For the moment, ride-hailing companies are operating more or less unfettered under provisional rules renewed this week by Governor Charlie Baker, though individual municipalities can and have imposed their own tighter regulations.
Baker has submitted a bill to the Legislature that would put in place a permanent rulebook, to be enforced by the state’s Department of Public Utilities. The measure includes new requirements such as state background checks on ride-hailing drivers, but it was drafted in cooperation with ride-hailing companies and is widely seen as an “Uber-friendly” law that would mostly preserve the status quo for consumers.
A competing statute proposed by two Boston legislators is supported by the taxi industry and would impose tougher rules on ride-hailing companies, which vigorously oppose it.
The Legislature is expected to resume debate on the rival proposals in September.
Monday morning, the striking Cambridge drivers parked their cabs in a bus lane in front of Cambridge City Hall, chanting loudly and honking their horns. Police tolerated their presence, occasionally shooing away drivers who blocked the road.
One cabbie, 30-year veteran Michael Gervais, stopped his Ambassador cab in the middle of the street, jumped out, and started shaking his fists in the air and yelling in support of the protesters on the sidewalk.
“These guys here are trying to work for their families,” Gervais said, gesturing to the crowd of cab drivers. “They’re taking away our rights and our livelihood and it’s killing the small businessman.”
Gervais said his business was down by at least 50 percent since Uber debuted several years ago.
The cab organizers demanded a meeting with Cambridge officials within 48 hours — or else, they said, they would continue to escalate the protest.
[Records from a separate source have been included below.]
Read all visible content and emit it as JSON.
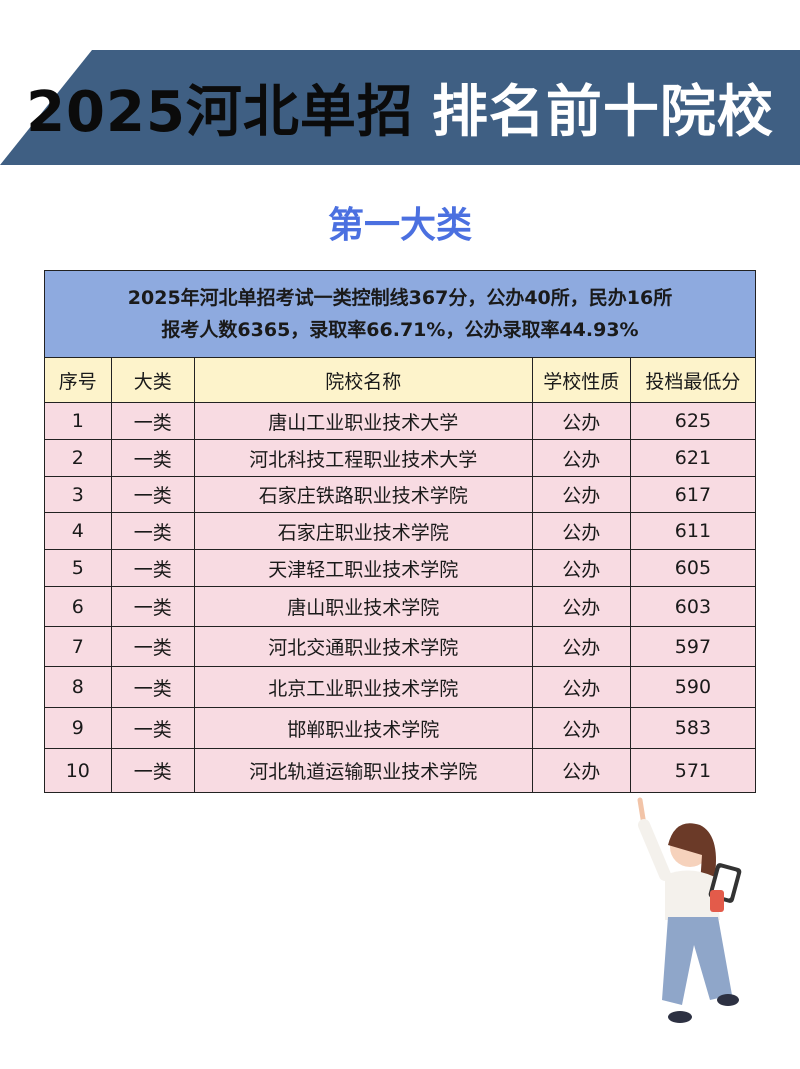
{
  "header": {
    "title_black": "2025河北单招",
    "title_white": "排名前十院校",
    "subtitle": "第一大类"
  },
  "table": {
    "info_line1": "2025年河北单招考试一类控制线367分，公办40所，民办16所",
    "info_line2": "报考人数6365，录取率66.71%，公办录取率44.93%",
    "columns": [
      "序号",
      "大类",
      "院校名称",
      "学校性质",
      "投档最低分"
    ],
    "rows": [
      [
        "1",
        "一类",
        "唐山工业职业技术大学",
        "公办",
        "625"
      ],
      [
        "2",
        "一类",
        "河北科技工程职业技术大学",
        "公办",
        "621"
      ],
      [
        "3",
        "一类",
        "石家庄铁路职业技术学院",
        "公办",
        "617"
      ],
      [
        "4",
        "一类",
        "石家庄职业技术学院",
        "公办",
        "611"
      ],
      [
        "5",
        "一类",
        "天津轻工职业技术学院",
        "公办",
        "605"
      ],
      [
        "6",
        "一类",
        "唐山职业技术学院",
        "公办",
        "603"
      ],
      [
        "7",
        "一类",
        "河北交通职业技术学院",
        "公办",
        "597"
      ],
      [
        "8",
        "一类",
        "北京工业职业技术学院",
        "公办",
        "590"
      ],
      [
        "9",
        "一类",
        "邯郸职业技术学院",
        "公办",
        "583"
      ],
      [
        "10",
        "一类",
        "河北轨道运输职业技术学院",
        "公办",
        "571"
      ]
    ]
  },
  "colors": {
    "banner": "#3f5f83",
    "subtitle": "#4b70e0",
    "info_bg": "#8eaadf",
    "header_bg": "#fdf3cb",
    "row_bg": "#f8dbe2"
  }
}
Nelson Hernandez, 47, complained that many independent drivers like himself had invested hundreds of thousands of dollars in their city-issued medallions — permits to operate — that they planned to sell upon retiring, but which are plummeting in value.
“That’s our retirement gone,” he said. “We’ve worked a lifetime for that.”
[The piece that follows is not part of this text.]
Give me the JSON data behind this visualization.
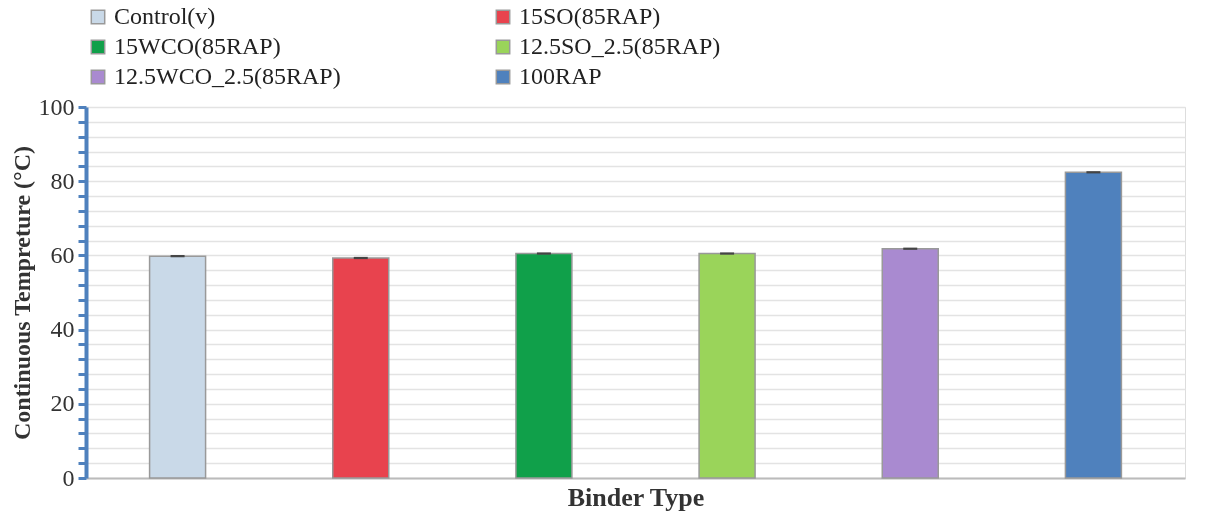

In 2014, the price of a Cambridge medallion dropped from $620,000 in the first sale of the year to $500,000 in July. And it has been more than a year since the last Cambridge medallion changed hands, city records show.
There are about 260 medallions.
Most passersby were not impressed by the protest.
Wanda Queen, 68, said several Cambridge cab drivers had been rude and unhelpful when she needed rides after a recent surgery, often ignoring her directions and taking long routes to her destination.
“I’ll walk or beg for a ride before I take a cab,” Queen said.